Hacia 1730, un abogado de la ciudad de México, Luis Mariano de Ibarra, se inició en el trato o la venta de libros. Por varios testimonios se sabe que en poco tiempo llegó a formar una muy buena librería, a la que un conocido suyo describió como un cuerpo florido por la riqueza de su catálogo. Dos décadas más tarde su viuda, Ana de Miranda, llegaría a afirmar que se trataba de la mejor del reino de Nueva España, refiriéndose a su gran tamaño y amplio surtido.
En efecto, el inventario de la librería –realizado en (50 a raíz del fallecimiento de Ibarra– constató la existencia de un vasto acervo de poco más de 2 000 títulos y 2 000 ejemplares. Habría que preguntarse si estas cifras la hacían el mejor establecimiento en su tipo, tal como la viuda aseguraba, pero también cabría preguntarse qué entendían los novohispanos del siglo XVIII por una buena librería. Asomémonos al establecimiento de Ibarra para saber un poco del comercio capitalino de libros a fines de la colonia.
De abogado a librero
En el siglo XVIII no era común hallar a un graduado universitario al frente de una librería, por más que este negocio implicara la venta de una mercancía de tipo cultural, afín a su medio socioeconómico. La mayoría de los dueños de tiendas de libros eran comerciantes de oficio. ¿Por qué entonces un profesional del derecho con licencia para litigar por parte de la Audiencia de México optó por esta actividad. Es factible que se debiera a la falta de oportunidades. En la primera mitad del siglo XVIII los abogados laicos, cada vez más numerosos, comenzaron a enfrentar dificultades para colocarse en la administración civil y en cargos de gobierno. Una alternativa a la carrera burocrática era la práctica privada en un despacho propio o ajeno, que podía llegar a ser muy lucrativa si se contaba con buenas relaciones y una trayectoria destacada. Los menos privilegiados debían contentarse con ejercer actividades ajenas al foro, e Ibarra fue uno de ellos. Por un tiempo trabajó como administrador de las propiedades de la Congregación del Oratorio de San Felipe Neri, pero como este empleo no le garantizaba prosperidad, prefirió arriesgarse en el comercio de libros
¿Por qué invirtió en este tipo de negocio y no en otro? En Nueva España la mayoría de los oficios –como el de sastre o panadero– estaban organizados en gremios, lo que significa que nadie ajeno a la corporación podía ejercerlo. Pero los comerciantes de libros carecían de gremio (al igual que los impresores), aunque desconocemos las razones de ello. La ausencia de gremio permitió que prácticamente cualquier individuo pudiera dedicarse a la venta de impresos en condiciones muy dispares. De ahí que entre los dueños de librerías encontremos, además del licenciado Ibarra, a varios tipógrafos, un par de eclesiásticos, un alférez y un pequeño grupo de comerciantes cuya escala iba del mercader mayorista al modesto viandante o ambulante, pasando por empleados y dueños de medianos y pequeños establecimientos.

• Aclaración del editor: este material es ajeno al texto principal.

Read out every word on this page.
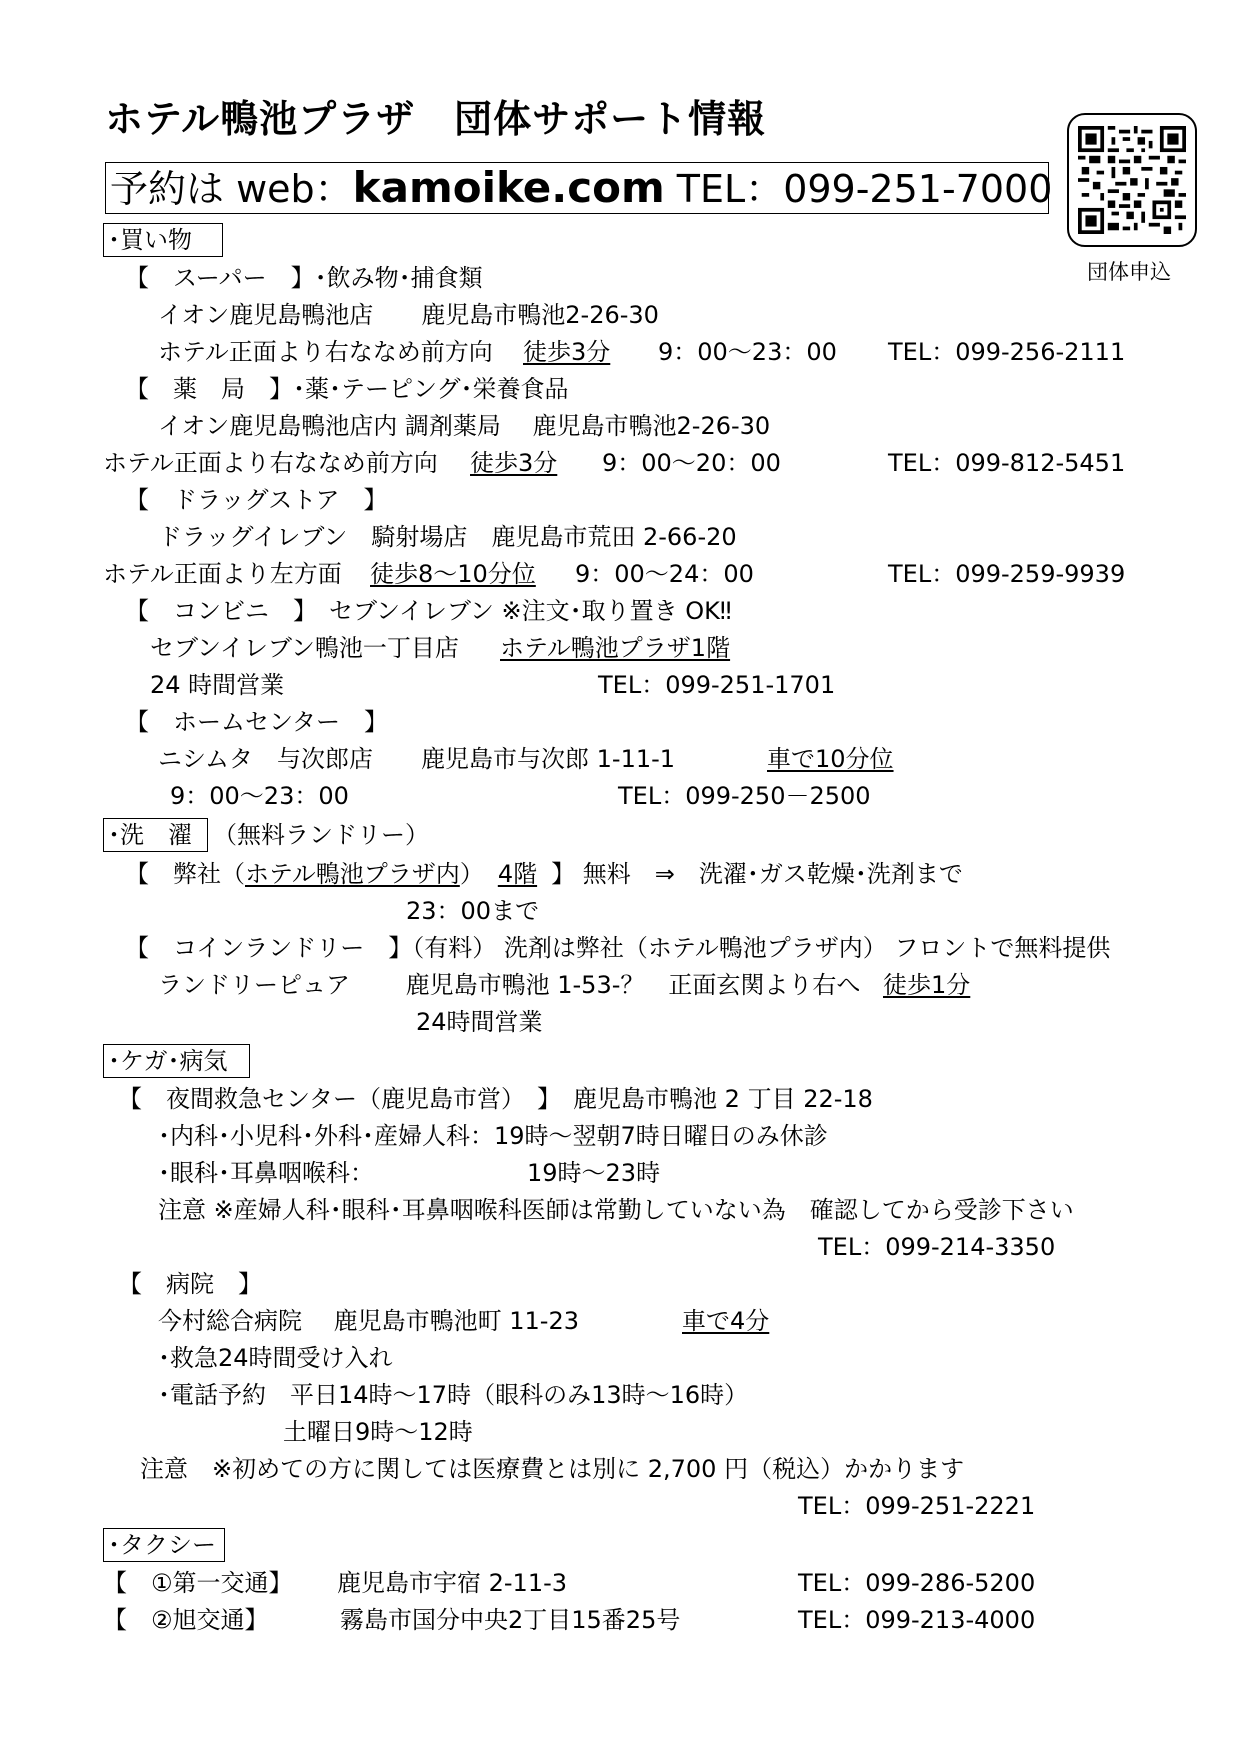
ホテル鴨池プラザ　団体サポート情報
予約は web：kamoike.com TEL：099-251-7000
団体申込
･買い物
【　スーパー　】･飲み物･捕食類
イオン鹿児島鴨池店　　鹿児島市鴨池2-26-30
ホテル正面より右ななめ前方向 徒歩3分 9：00～23：00 TEL：099-256-2111
【　薬　局　】･薬･テーピング･栄養食品
イオン鹿児島鴨池店内 調剤薬局　 鹿児島市鴨池2-26-30
ホテル正面より右ななめ前方向 徒歩3分 9：00～20：00	TEL：099-812-5451
【　ドラッグストア　】
ドラッグイレブン　騎射場店　鹿児島市荒田 2-66-20
ホテル正面より左方面 徒歩8～10分位 9：00～24：00	TEL：099-259-9939
【　コンビニ　】　セブンイレブン ※注文･取り置き OK‼
セブンイレブン鴨池一丁目店 ホテル鴨池プラザ1階
24 時間営業	TEL：099-251-1701
【　ホームセンター　】
ニシムタ　与次郎店　　鹿児島市与次郎 1-11-1	車で10分位
9：00～23：00	TEL：099-250－2500
･洗　濯 （無料ランドリー）
【　弊社（ホテル鴨池プラザ内） 4階 】 無料　⇒　洗濯･ガス乾燥･洗剤まで
23：00まで
【　コインランドリー　】（有料） 洗剤は弊社（ホテル鴨池プラザ内） フロントで無料提供
ランドリーピュア　　 鹿児島市鴨池 1-53-？　正面玄関より右へ 徒歩1分
24時間営業
･ケガ･病気
【　夜間救急センター（鹿児島市営）　】　鹿児島市鴨池 2 丁目 22-18
･内科･小児科･外科･産婦人科：19時～翌朝7時日曜日のみ休診
･眼科･耳鼻咽喉科：	19時～23時
注意 ※産婦人科･眼科･耳鼻咽喉科医師は常勤していない為　確認してから受診下さい
TEL：099-214-3350
【　病院　】
今村総合病院　 鹿児島市鴨池町 11-23	車で4分
･救急24時間受け入れ
･電話予約　平日14時～17時（眼科のみ13時～16時）
土曜日9時～12時
注意　※初めての方に関しては医療費とは別に 2,700 円（税込）かかります
TEL：099-251-2221
･タクシー
【　①第一交通】 鹿児島市宇宿 2-11-3	TEL：099-286-5200
【　②旭交通】	霧島市国分中央2丁目15番25号	TEL：099-213-4000
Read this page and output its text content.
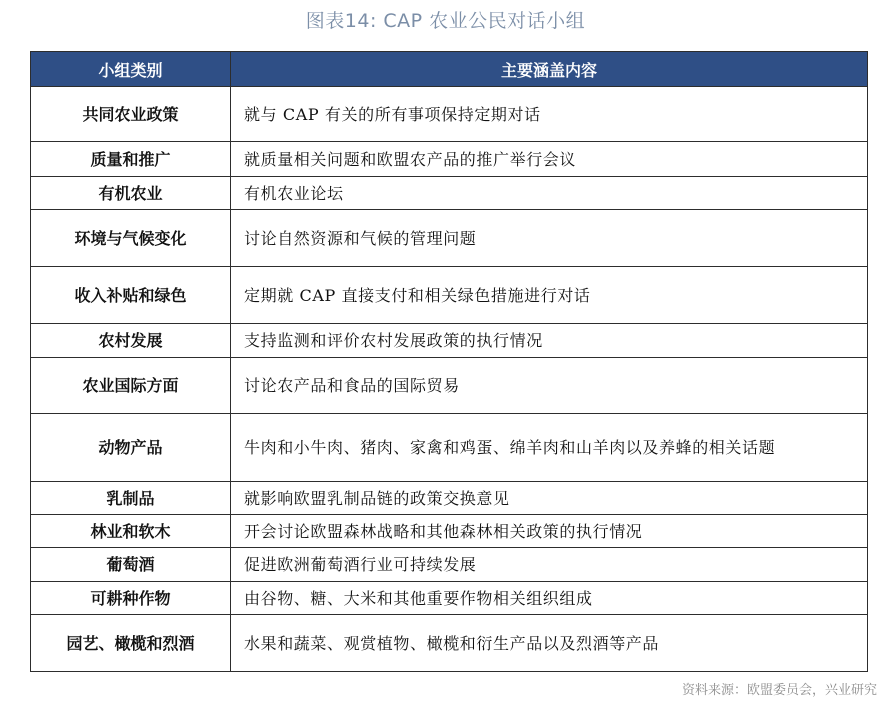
图表14: CAP 农业公民对话小组
小组类别	主要涵盖内容
共同农业政策	就与 CAP 有关的所有事项保持定期对话
质量和推广	就质量相关问题和欧盟农产品的推广举行会议
有机农业	有机农业论坛
环境与气候变化	讨论自然资源和气候的管理问题
收入补贴和绿色	定期就 CAP 直接支付和相关绿色措施进行对话
农村发展	支持监测和评价农村发展政策的执行情况
农业国际方面	讨论农产品和食品的国际贸易
动物产品	牛肉和小牛肉、猪肉、家禽和鸡蛋、绵羊肉和山羊肉以及养蜂的相关话题
乳制品	就影响欧盟乳制品链的政策交换意见
林业和软木	开会讨论欧盟森林战略和其他森林相关政策的执行情况
葡萄酒	促进欧洲葡萄酒行业可持续发展
可耕种作物	由谷物、糖、大米和其他重要作物相关组织组成
园艺、橄榄和烈酒	水果和蔬菜、观赏植物、橄榄和衍生产品以及烈酒等产品
资料来源：欧盟委员会，兴业研究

Fue así como Ibarra pudo invertir en la compra de un primer lote de libros para venderlos en su casa.
Barrio de libreros
Detrás del monasterio de carmelitas descalzas, en la calle de Santa Teresa la Antigua (hoy Guatemala), entre las de Relox (Argentina) e Indio Triste (Carmen), se encontraba la casa de Luis Mariano, herencia familiar que compartía con dos hermanas. Fue en su propia vivienda, hasta el día de su muerte, donde ejerció el trato de libros. La ubicación de la librería es otro aspecto interesante del caso, porque a mediados del siglo xviii casi todas las imprentas, tiendas y puntos menores de venta de impresos –entre los que se cuentan simples mesillas o puestos callejeros– se localizaban al sur poniente de la Plaza Mayor (Zócalo). Aunque no se puede hablar propiamente de un barrio de libreros, quien quisiera comprar un libro debía dirigirse a esa zona de lo que hoy llamamos el centro histórico. Además de librerías, en esas calles había tiendas de telas, ropa, artículos de mercería, cigarros y puros, objetos de plata, esto es, mercancías importadas y de consumo suntuario.

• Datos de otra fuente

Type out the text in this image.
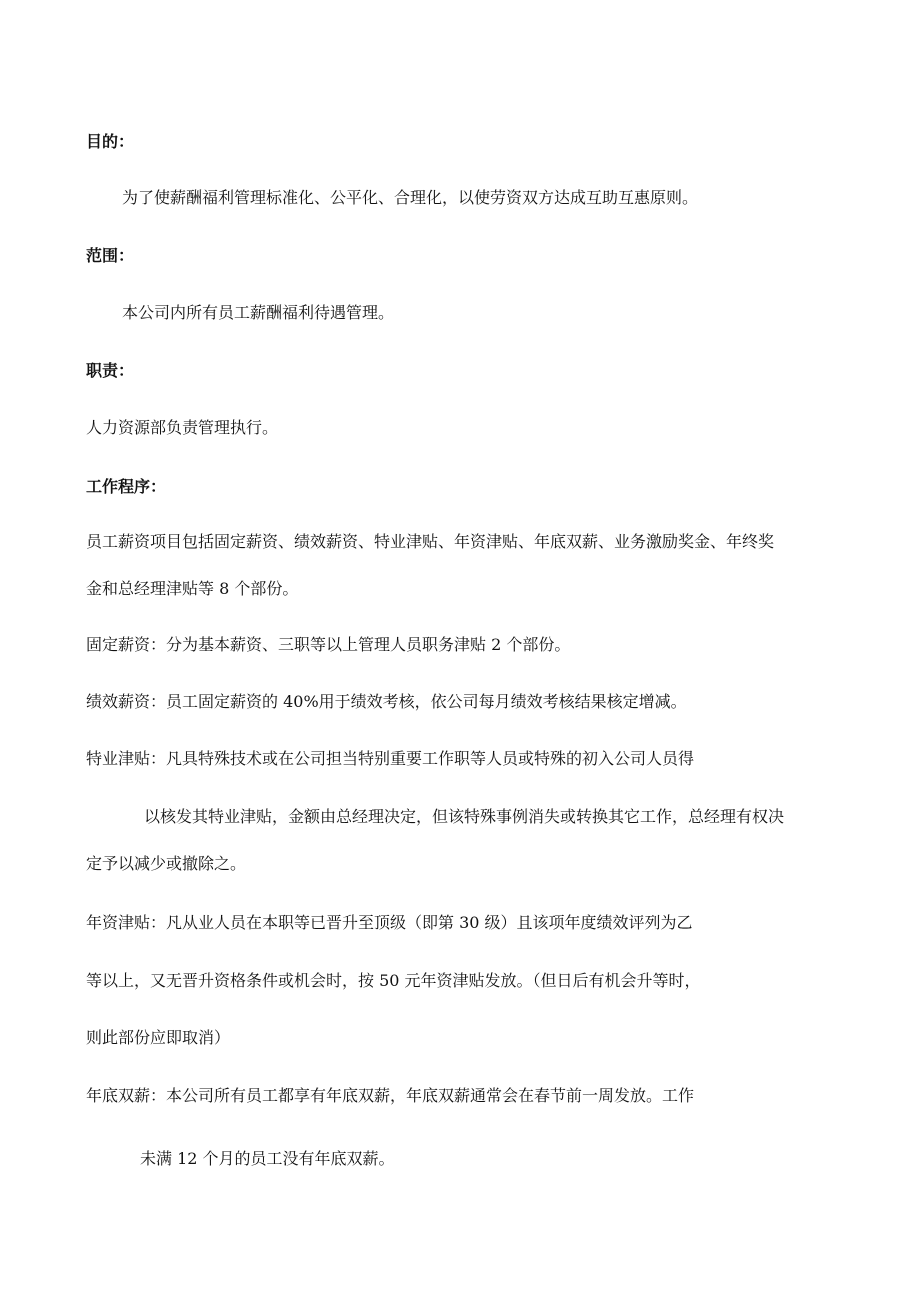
目的：
为了使薪酬福利管理标准化、公平化、合理化，以使劳资双方达成互助互惠原则。
范围：
本公司内所有员工薪酬福利待遇管理。
职责：
人力资源部负责管理执行。
工作程序：
员工薪资项目包括固定薪资、绩效薪资、特业津贴、年资津贴、年底双薪、业务激励奖金、年终奖
金和总经理津贴等 8 个部份。
固定薪资：分为基本薪资、三职等以上管理人员职务津贴 2 个部份。
绩效薪资：员工固定薪资的 40%用于绩效考核，依公司每月绩效考核结果核定增减。
特业津贴：凡具特殊技术或在公司担当特别重要工作职等人员或特殊的初入公司人员得
以核发其特业津贴，金额由总经理决定，但该特殊事例消失或转换其它工作，总经理有权决
定予以减少或撤除之。
年资津贴：凡从业人员在本职等已晋升至顶级（即第 30 级）且该项年度绩效评列为乙
等以上，又无晋升资格条件或机会时，按 50 元年资津贴发放。（但日后有机会升等时，
则此部份应即取消）
年底双薪：本公司所有员工都享有年底双薪，年底双薪通常会在春节前一周发放。工作
未满 12 个月的员工没有年底双薪。
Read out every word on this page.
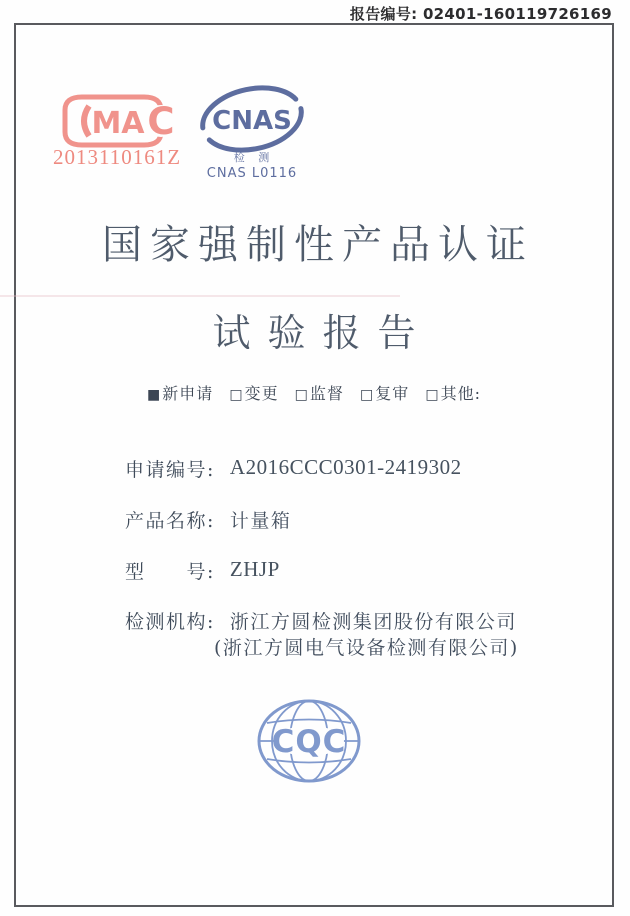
报告编号: 02401-160119726169
MA C
2013110161Z
CNAS
检 测
CNAS L0116
国家强制性产品认证
试验报告
■新申请 □变更 □监督 □复审 □其他:
申请编号: A2016CCC0301-2419302
产品名称: 计量箱
型　　号: ZHJP
检测机构: 浙江方圆检测集团股份有限公司
(浙江方圆电气设备检测有限公司)
CQC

Pero esta librería era un caso atípico por hallarse fuera del área natural a esos negocios, y también porque no se trataba propiamente de una tienda abierta, es decir, de un espacio comercial visible al paso de los transeúntes. Se sabe que algunas librerías tenían ya esa importante característica, mas no se puede asegurar que todas ocuparan locales con vista a la calle, como lo hicieron a partir del siglo xix.
Si en el periodo colonial las librerías no eran necesariamente tiendas, ¿qué eran entonces? La palabra librería designaba, en realidad, un cuerpo o conjunto de libros, de ahí que en los documentos de la época se utilice también para referirse a las bibliotecas de particulares e instituciones como conventos, colegios y seminarios. De este modo, cuando se habla de librerías coloniales se piensa en colecciones de libros e impresos, más que en los establecimientos propiamente dichos.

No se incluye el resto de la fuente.